Meclis üyesi ne demek bilmeden… 

Akçasoy, meclis üyeliği hakkında “2004 yılında meclis üyesi ne demek bilmeden, ne iş yaptığını bilmeden Yılmaz Hoca’nın ‘siyasette daha çok kadın olsun, yönetim kademelerinde daha çok kadın olsun’ demesiyle kendimizi bu hayatın içinde bulduk. Eskişehir kadın meclis üyesi anlamında her zaman Türkiye ortalamasının üzerindedir. Yılmaz Hoca’mızın bu yöndeki vizyonunu takdir etmek gerekir” dedi.

 

Herkesi buraya davet ediyoruz 

Akçasoy, şöyle devam etti: “Meclis üyesi olduğunuz zaman her şeye daha farklı bakıyorsunuz. Binalara, semte, sokaklara… Bu kent Konseyi Başkanlığı ile de birleşince sorumluluğum daha arttı. Bu hep birlikte başaracağımız, altından kalkabileceğimiz bir sorumluluk. Şehriyle ilgili söz söylemek isteyen herkesi buraya davet ediyoruz. Yaşadığı yer ile ilgili sorunu ve çözüm yolları olan insanlarla çalışmaktan çok mutlu oldum. Sokak hayvanlarından tarihi miras yapılara, havasına suyuna toprağına kadar pek çok alanda çalışma yaptık.” 

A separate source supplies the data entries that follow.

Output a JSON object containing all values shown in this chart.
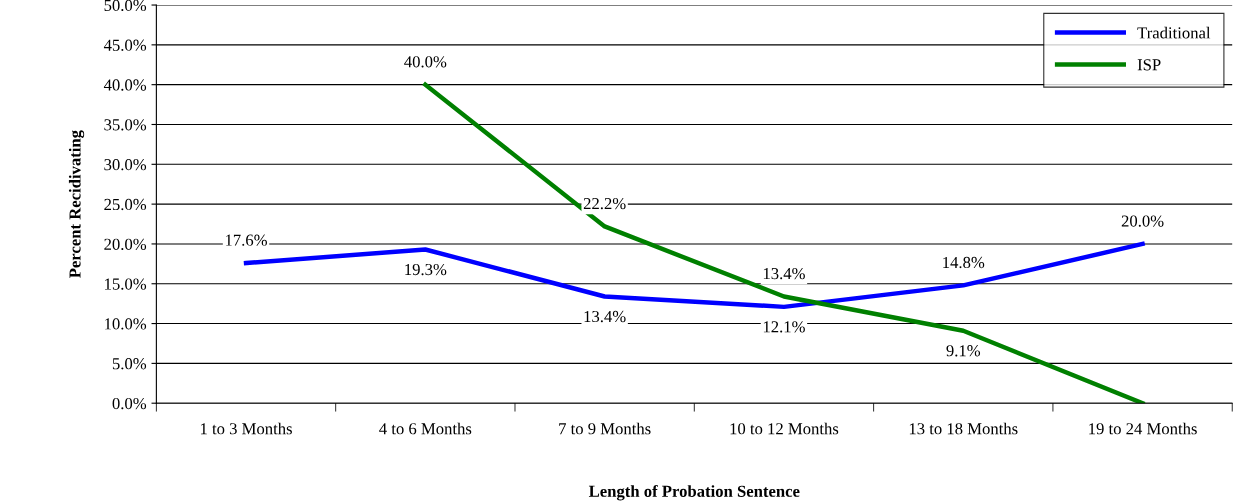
{
  "chart_data": {
    "type": "line",
    "xlabel": "Length of Probation Sentence",
    "ylabel": "Percent Recidivating",
    "categories": [
      "1 to 3 Months",
      "4 to 6 Months",
      "7 to 9 Months",
      "10 to 12 Months",
      "13 to 18 Months",
      "19 to 24 Months"
    ],
    "series": [
      {
        "name": "Traditional",
        "color": "#0000ff",
        "values": [
          17.6,
          19.3,
          13.4,
          12.1,
          14.8,
          20.0
        ],
        "value_labels": [
          "17.6%",
          "19.3%",
          "13.4%",
          "12.1%",
          "14.8%",
          "20.0%"
        ]
      },
      {
        "name": "ISP",
        "color": "#008000",
        "values": [
          null,
          40.0,
          22.2,
          13.4,
          9.1,
          0.0
        ],
        "value_labels": [
          null,
          "40.0%",
          "22.2%",
          "13.4%",
          "9.1%",
          null
        ]
      }
    ],
    "ylim": [
      0,
      50
    ],
    "yticks": [
      {
        "value": 0,
        "label": "0.0%"
      },
      {
        "value": 5,
        "label": "5.0%"
      },
      {
        "value": 10,
        "label": "10.0%"
      },
      {
        "value": 15,
        "label": "15.0%"
      },
      {
        "value": 20,
        "label": "20.0%"
      },
      {
        "value": 25,
        "label": "25.0%"
      },
      {
        "value": 30,
        "label": "30.0%"
      },
      {
        "value": 35,
        "label": "35.0%"
      },
      {
        "value": 40,
        "label": "40.0%"
      },
      {
        "value": 45,
        "label": "45.0%"
      },
      {
        "value": 50,
        "label": "50.0%"
      }
    ],
    "grid": "y",
    "legend": "top right",
    "marker": "none",
    "line_style": "solid"
  }
}
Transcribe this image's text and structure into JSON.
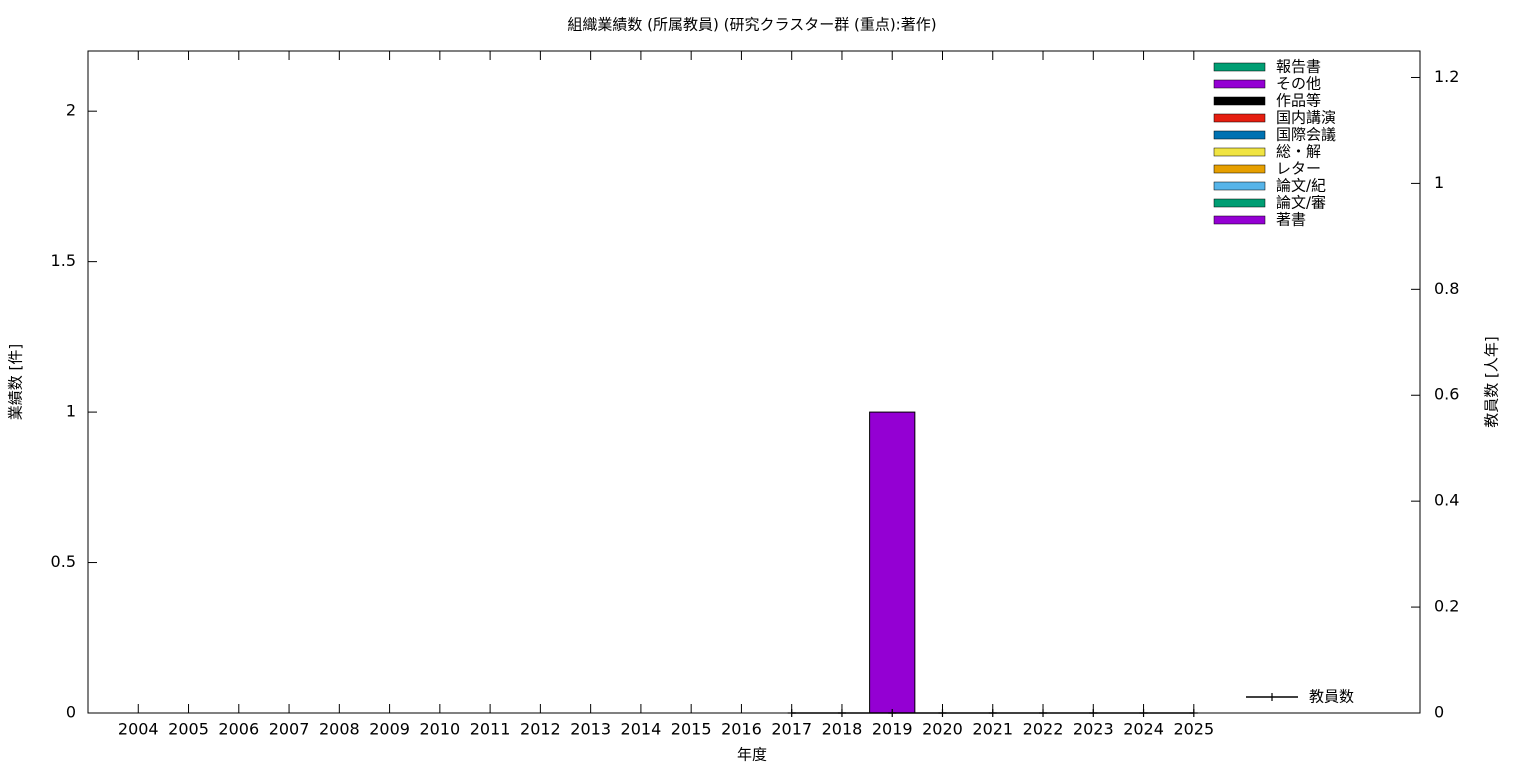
{
  "chart_data": {
    "type": "bar",
    "title": "組織業績数 (所属教員) (研究クラスター群 (重点):著作)",
    "x_label": "年度",
    "y_label": "業績数 [件]",
    "y2_label": "教員数 [人年]",
    "categories": [
      "2004",
      "2005",
      "2006",
      "2007",
      "2008",
      "2009",
      "2010",
      "2011",
      "2012",
      "2013",
      "2014",
      "2015",
      "2016",
      "2017",
      "2018",
      "2019",
      "2020",
      "2021",
      "2022",
      "2023",
      "2024",
      "2025"
    ],
    "stacked": true,
    "legend": "top-right",
    "ylim": [
      0,
      2.2
    ],
    "yticks": [
      0,
      0.5,
      1,
      1.5,
      2
    ],
    "y2lim": [
      0,
      1.25
    ],
    "y2ticks": [
      0,
      0.2,
      0.4,
      0.6,
      0.8,
      1,
      1.2
    ],
    "series": [
      {
        "name": "報告書",
        "color": "#009e73",
        "values": [
          0,
          0,
          0,
          0,
          0,
          0,
          0,
          0,
          0,
          0,
          0,
          0,
          0,
          0,
          0,
          0,
          0,
          0,
          0,
          0,
          0,
          0
        ]
      },
      {
        "name": "その他",
        "color": "#9400d3",
        "values": [
          0,
          0,
          0,
          0,
          0,
          0,
          0,
          0,
          0,
          0,
          0,
          0,
          0,
          0,
          0,
          0,
          0,
          0,
          0,
          0,
          0,
          0
        ]
      },
      {
        "name": "作品等",
        "color": "#000000",
        "values": [
          0,
          0,
          0,
          0,
          0,
          0,
          0,
          0,
          0,
          0,
          0,
          0,
          0,
          0,
          0,
          0,
          0,
          0,
          0,
          0,
          0,
          0
        ]
      },
      {
        "name": "国内講演",
        "color": "#e51e10",
        "values": [
          0,
          0,
          0,
          0,
          0,
          0,
          0,
          0,
          0,
          0,
          0,
          0,
          0,
          0,
          0,
          0,
          0,
          0,
          0,
          0,
          0,
          0
        ]
      },
      {
        "name": "国際会議",
        "color": "#0072b2",
        "values": [
          0,
          0,
          0,
          0,
          0,
          0,
          0,
          0,
          0,
          0,
          0,
          0,
          0,
          0,
          0,
          0,
          0,
          0,
          0,
          0,
          0,
          0
        ]
      },
      {
        "name": "総・解",
        "color": "#f0e442",
        "values": [
          0,
          0,
          0,
          0,
          0,
          0,
          0,
          0,
          0,
          0,
          0,
          0,
          0,
          0,
          0,
          0,
          0,
          0,
          0,
          0,
          0,
          0
        ]
      },
      {
        "name": "レター",
        "color": "#e69f00",
        "values": [
          0,
          0,
          0,
          0,
          0,
          0,
          0,
          0,
          0,
          0,
          0,
          0,
          0,
          0,
          0,
          0,
          0,
          0,
          0,
          0,
          0,
          0
        ]
      },
      {
        "name": "論文/紀",
        "color": "#56b4e9",
        "values": [
          0,
          0,
          0,
          0,
          0,
          0,
          0,
          0,
          0,
          0,
          0,
          0,
          0,
          0,
          0,
          0,
          0,
          0,
          0,
          0,
          0,
          0
        ]
      },
      {
        "name": "論文/審",
        "color": "#009e73",
        "values": [
          0,
          0,
          0,
          0,
          0,
          0,
          0,
          0,
          0,
          0,
          0,
          0,
          0,
          0,
          0,
          0,
          0,
          0,
          0,
          0,
          0,
          0
        ]
      },
      {
        "name": "著書",
        "color": "#9400d3",
        "values": [
          0,
          0,
          0,
          0,
          0,
          0,
          0,
          0,
          0,
          0,
          0,
          0,
          0,
          0,
          0,
          1,
          0,
          0,
          0,
          0,
          0,
          0
        ]
      },
      {
        "name": "教員数",
        "type": "line",
        "axis": "y2",
        "color": "#000000",
        "values": [
          null,
          null,
          null,
          null,
          null,
          null,
          null,
          null,
          null,
          null,
          null,
          null,
          null,
          0,
          0,
          0,
          0,
          0,
          0,
          0,
          0,
          0
        ]
      }
    ]
  }
}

Sosyal medya korkulacak bir alan 

Teknolojinin hızla ilerlediğini ifade eden Akçasoy, yaptıkları bir çalışmayı şöyle aktardı: “Yaşı biraz ileride olan tecrübeli STK yöneticileri ya da orada görevli kimselerle bir araya geldik. Ve dedik ki kim korkar sosyal medyadan? Aslında sosyal medya korkulacak bir alan. Tedbirli ve temkinli olmamız gereken bi alan. Özellikle kadınlar ve gençler açısından daha tehlikeli. Hatta şimdi çocukları da bunun içine koyabiliriz. O nedenle bunu doğru kullanmayı öğrenmeliyiz. STK yöneticilerini, arzu eden kadınlarımızı bu noktada eğitmeye çalıştık. Hiç düşünülmeyen, tahmin edilmeyen şeylerin tehlikelere yol açacağını göstermeye çalıştık. Hepimiz eğitildik. Öyle bir mecra ki derya deniz… Bunu ancak eğitimle çözebiliriz. Çocukları nasıl korumak gerektiğini öğrendik.”